Застигнутая врасплох, Варвара растерялась.

– Семен-то? Да он в отъезде, – замялась она.

Проницательный глаз доктора уловил смущение женщины, и он прямо спросил:

– А он не в армии? Не у Калмыкова?

– Да что вы! – возмутилась Варвара. – Что он, зверь какой? – И спохватилась: не болтает ли лишнего?

– Так куда же он уехал? – настойчиво допытывался доктор. – Видите ли, мне это необходимо знать. У меня будет к вам просьба, но… без мужа вы ее разрешить не сможете. Он скоро будет дома? Я бы к вам подъехал…

Варвара растерялась, не знала, как и ответить доктору. Свой он или чужой? А вдруг выдаст ее с семейством белякам – и прости-прощай тогда все на белом свете: убьют, растерзают, как ежедневно убивают и терзают по всем селам деревенский люд, несогласный с белой властью. Что ж ему сказать?

Доктор понял колебания Варвары и промолвил требовательно:

– Я буду с вами откровенен. В скором времени мне, очевидно, придется скрыться из города. Я… на очень плохом счету у калмыковской разведки, и за мной следят. Не сегодня-завтра меня могут схватить, а вырваться от них невозможно. В деревнях у меня знакомых нет, по сути дела, идти некуда. Надежда только на вас, – может быть, в вашем селе пережду лихую годину. Я постараюсь там связаться с партизанами и уйду от вас. Вы не бойтесь, я не стесню.

– Да что вы, Иннокентий Львович! Что вы! – со вздохом облегчения произнесла Варя. – Чем вы нас стесните? Нас всего двое – я да свекор. Муж дома редко бывает… в отлучке. Никому не помешаете.

Так и договорились, что через день-два Иннокентий Львович придет ночью пешком в Темную речку и остановится у Костиных.

Вернувшись домой, Варвара рассказала свекру о разговоре с доктором. Дед думал, качал головой.

– Места он у нас не пролежит, дело не в месте, если человек хороший. Не оставлять же его в городе на верную погибель. Приедет – посмотрим его поближе, что за человек. А насчет Семушки, что он в партизанах ходит, пока ни гугу, ни словечка не говори. Надо выведать, что он за человек, чем дышит.

Стали поджидать доктора.

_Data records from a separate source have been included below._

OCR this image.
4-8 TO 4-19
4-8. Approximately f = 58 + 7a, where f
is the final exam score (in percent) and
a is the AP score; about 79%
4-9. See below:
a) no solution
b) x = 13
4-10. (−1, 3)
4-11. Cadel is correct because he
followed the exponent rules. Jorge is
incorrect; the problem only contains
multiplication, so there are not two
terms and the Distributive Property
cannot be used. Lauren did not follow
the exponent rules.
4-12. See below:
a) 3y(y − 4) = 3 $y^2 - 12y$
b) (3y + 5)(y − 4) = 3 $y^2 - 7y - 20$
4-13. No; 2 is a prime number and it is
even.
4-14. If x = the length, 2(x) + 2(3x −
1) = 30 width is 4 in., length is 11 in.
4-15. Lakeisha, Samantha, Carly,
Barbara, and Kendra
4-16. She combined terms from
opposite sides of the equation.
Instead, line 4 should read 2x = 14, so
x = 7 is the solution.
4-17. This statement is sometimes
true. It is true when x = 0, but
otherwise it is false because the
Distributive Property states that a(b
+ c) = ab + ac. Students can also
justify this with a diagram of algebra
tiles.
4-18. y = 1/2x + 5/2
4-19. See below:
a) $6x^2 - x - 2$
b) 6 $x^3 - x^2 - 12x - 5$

Он не пришел ни через день, ни через два.

– Видно, припоздал уйти из города, попал в руки белякам, – твердил старик, с волнением поджидавший врача, которого почитал почти за родного человека за то, что так верно и умно напророчил им внука. – Нет, не придет! Попался им, душегубам, в когти! – вздыхая, решил он – прошло пять дней, а доктора все не было.

А Варвара заждалась Семена. Нет и нет мужика, хоть иди на розыски в лес, в чащобы таежные. Радость-то какая: младенчик будет, свой, кровный, – а Семен и не ведает. Сколько раз мысленно представляла Варвара день возвращения мужа! Кинется к нему на шею, уведет в спаленку и расскажет о том, как жила, радовалась, ликовала последнее время.

И не знала, не ведала, что в эти дни жизненный круг Семена Никаноровича Костина был почти завершен, что повис над ним тяжкий меч «правосудия», вершимого военно-юридическим отделом Особого казачьего отряда атамана Калмыкова; не чуяла, что уже прохаживаются по широкой спине мужа железные шомпола атамановых палачей; не слышала, как, задыхаясь от непереносимой боли, скрежещет зубами, стонет силач Семен, распинаемый руками садистов.

Грозен враг за плечами.

ЧАСТЬ ЧЕТВЕРТАЯ
СИЛЬНЫ ВРЕМЕНЩИКИ…

Глава первая

По заданию отряда Семен Костин шел в Хабаровск – получить необходимые сведения и медикаменты от рабочих Амурской флотилии и передать для распространения по городу письмо партизан отряда Лебедева в адрес атамана Калмыкова и его подручных. Задание, полное смертельного риска: побывать в логове врага.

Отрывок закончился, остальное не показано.